Love God. Live the Eucharist.

Browsing Blog

August 8, 2021: Questions

 

As you students are getting ready for school, I have a true story for you.  A Nobel Prize winner was asked how he became a scientist. He said that every day after school, his mother would ask him not what he learned but whether he asked a good question that day. That, he said, was what led him to become a scientist.

 

Isn’t that cool?   Questions are important.  Just hang out with a 4 year old and you’ll discover a curiosity  . . . . with continuous “Why?  Why?  Why?  Some questions are harder to answer, such as . . . 

 

Why do we sing “Take me out to the ballgame,” when we’re already there?

If you jog backwards, will you gain weight? 

Do fish get thirsty?

 

Why is the time of day with the slowest traffic called rush hour? 

If swimming is good for your shape, then why do whales look the way they do? 

Why is lemon juice made with artificial flavor, and dishwashing liquid made with real lemons? 

 

Why is the word abbreviated such a long word?

Why is it that rain drops but snow falls?
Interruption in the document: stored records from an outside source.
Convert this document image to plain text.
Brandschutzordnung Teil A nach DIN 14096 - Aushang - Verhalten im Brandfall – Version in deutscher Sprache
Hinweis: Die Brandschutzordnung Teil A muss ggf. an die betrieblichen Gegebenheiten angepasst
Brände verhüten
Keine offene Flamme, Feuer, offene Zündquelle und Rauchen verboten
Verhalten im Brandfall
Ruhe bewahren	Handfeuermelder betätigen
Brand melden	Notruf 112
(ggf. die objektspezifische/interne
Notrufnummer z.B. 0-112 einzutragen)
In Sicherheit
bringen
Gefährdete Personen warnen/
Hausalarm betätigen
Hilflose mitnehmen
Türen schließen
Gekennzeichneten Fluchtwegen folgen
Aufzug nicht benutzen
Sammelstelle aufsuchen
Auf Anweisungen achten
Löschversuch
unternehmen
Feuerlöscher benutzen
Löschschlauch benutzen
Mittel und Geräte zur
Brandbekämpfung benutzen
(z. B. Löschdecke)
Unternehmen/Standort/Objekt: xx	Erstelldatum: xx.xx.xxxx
Why isn’t there mouse-flavored cat food?

 

There are some questions that simply can’t be answered.  Did you know that in the four gospels Jesus was asked 183 questions directly or indirectly?  And he only answers 3 of them straightforwardly?   The others he either ignores, keeps silent about, asks them a question in return, changes the subject, tells a story or uses a prop to make his point. Nothing wrong with that.  

 

And yet Jesus himself asked 307 questions, which would seem to set a pattern to copy.  I say to you kids and teenagers, if you want to become more likeable . . . ask people questions.  If you are meeting a person for the first time, ask them simply questions.  

 

The trouble with most of us today is that we have lost the art of conversation.  Instead we spout off facts we’ve encountered.  Or we get into arguing about dumb things, that we can’t control anyway.  As the writer of the second reading says, “All bitterness, fury, anger, shouting and reviling must be removed from you from, along with all malice.  I say simply, when there is someone who you don’t agree with, “Don’t be furious; be curious.” 

 

For when it comes down to it, we don’t have too many answers ourselves anyway.  

The place for our questions is with God.   
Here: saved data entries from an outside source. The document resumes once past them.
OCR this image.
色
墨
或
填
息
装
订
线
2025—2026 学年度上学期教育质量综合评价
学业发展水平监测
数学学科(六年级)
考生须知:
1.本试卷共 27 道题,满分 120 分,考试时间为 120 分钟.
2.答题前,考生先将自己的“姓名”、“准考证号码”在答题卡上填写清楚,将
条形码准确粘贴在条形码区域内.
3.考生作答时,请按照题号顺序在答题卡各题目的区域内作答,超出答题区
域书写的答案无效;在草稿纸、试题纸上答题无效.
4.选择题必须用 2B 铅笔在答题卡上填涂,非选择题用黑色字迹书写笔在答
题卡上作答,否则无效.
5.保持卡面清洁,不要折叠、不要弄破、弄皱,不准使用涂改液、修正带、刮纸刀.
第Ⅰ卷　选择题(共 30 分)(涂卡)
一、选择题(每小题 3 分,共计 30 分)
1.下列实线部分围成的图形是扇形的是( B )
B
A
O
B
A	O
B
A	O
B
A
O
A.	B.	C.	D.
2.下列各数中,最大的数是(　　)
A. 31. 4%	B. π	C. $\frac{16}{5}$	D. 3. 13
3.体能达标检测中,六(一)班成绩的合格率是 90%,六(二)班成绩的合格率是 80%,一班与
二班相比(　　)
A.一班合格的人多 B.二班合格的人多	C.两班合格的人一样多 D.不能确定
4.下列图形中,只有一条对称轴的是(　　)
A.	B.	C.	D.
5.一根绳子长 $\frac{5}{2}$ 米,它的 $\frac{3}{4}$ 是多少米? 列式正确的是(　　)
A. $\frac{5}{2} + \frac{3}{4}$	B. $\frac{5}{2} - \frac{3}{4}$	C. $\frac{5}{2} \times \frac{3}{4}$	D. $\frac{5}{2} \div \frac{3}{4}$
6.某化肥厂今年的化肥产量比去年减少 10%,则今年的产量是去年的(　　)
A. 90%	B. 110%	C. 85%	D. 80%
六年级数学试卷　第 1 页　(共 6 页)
Faith is not so much about knowing but seeking. 

Faith is less about facts to believe and more about trusting. 

The opposite of faith is not doubt, the opposite of faith is certainty.  

 

That’s why we come to receive Eucharist, not to have our questions answered but to be OK with mystery . . . such as the many mysteries we have in faith: 

Mary, a virgin giving birth.

In giving that we receive. 

In dying that we gain life.

 

Or like we heard it he gospel  . . . 

Jesus who came down from heaven, but had a mother and a father. 

or when we eat the presence of God, we will not die.  
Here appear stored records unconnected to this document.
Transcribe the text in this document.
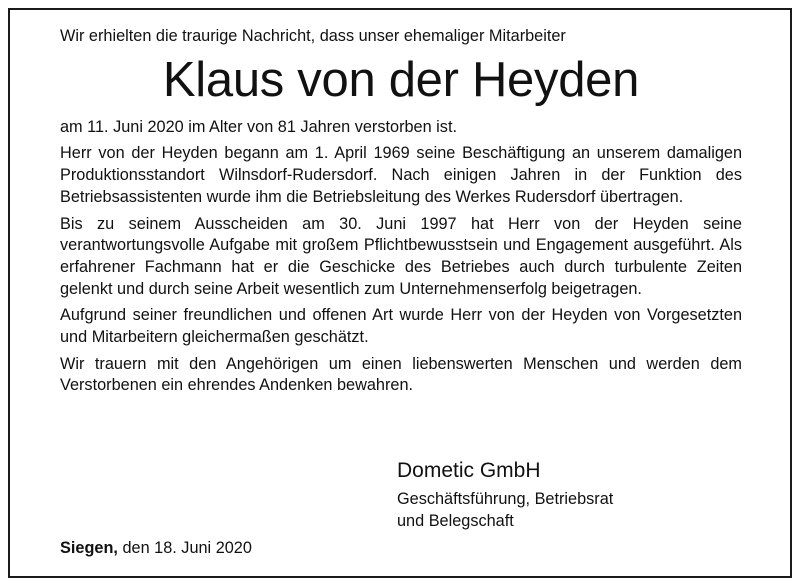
Wir erhielten die traurige Nachricht, dass unser ehemaliger Mitarbeiter

Klaus von der Heyden

am 11. Juni 2020 im Alter von 81 Jahren verstorben ist.

Herr von der Heyden begann am 1. April 1969 seine Beschäftigung an unserem damaligen Produktionsstandort Wilnsdorf-Rudersdorf. Nach einigen Jahren in der Funktion des Betriebsassistenten wurde ihm die Betriebsleitung des Werkes Rudersdorf übertragen.

Bis zu seinem Ausscheiden am 30. Juni 1997 hat Herr von der Heyden seine verantwortungsvolle Aufgabe mit großem Pflichtbewusstsein und Engagement ausgeführt. Als erfahrener Fachmann hat er die Geschicke des Betriebes auch durch turbulente Zeiten gelenkt und durch seine Arbeit wesentlich zum Unternehmenserfolg beigetragen.

Aufgrund seiner freundlichen und offenen Art wurde Herr von der Heyden von Vorgesetzten und Mitarbeitern gleichermaßen geschätzt.

Wir trauern mit den Angehörigen um einen liebenswerten Menschen und werden dem Verstorbenen ein ehrendes Andenken bewahren.

Dometic GmbH
Geschäftsführung, Betriebsrat
und Belegschaft
Siegen, den 18. Juni 2020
You see, life is a mystery in so many ways.  And we will always have questions, or things that seem to be contradictions in our lives . . . and it’s OK. 

 

The famous Austrian poet Rainer Maria Rilke (who lived in the late 1800’s) once wrote, 

“Don’t search for the answers, which could not be given to you now, because you would not be able to live them.   The point is to live everything. Live the questions now.  Perhaps then, someday far in the future, you will gradually, without even noticing it, live your way into the answer.”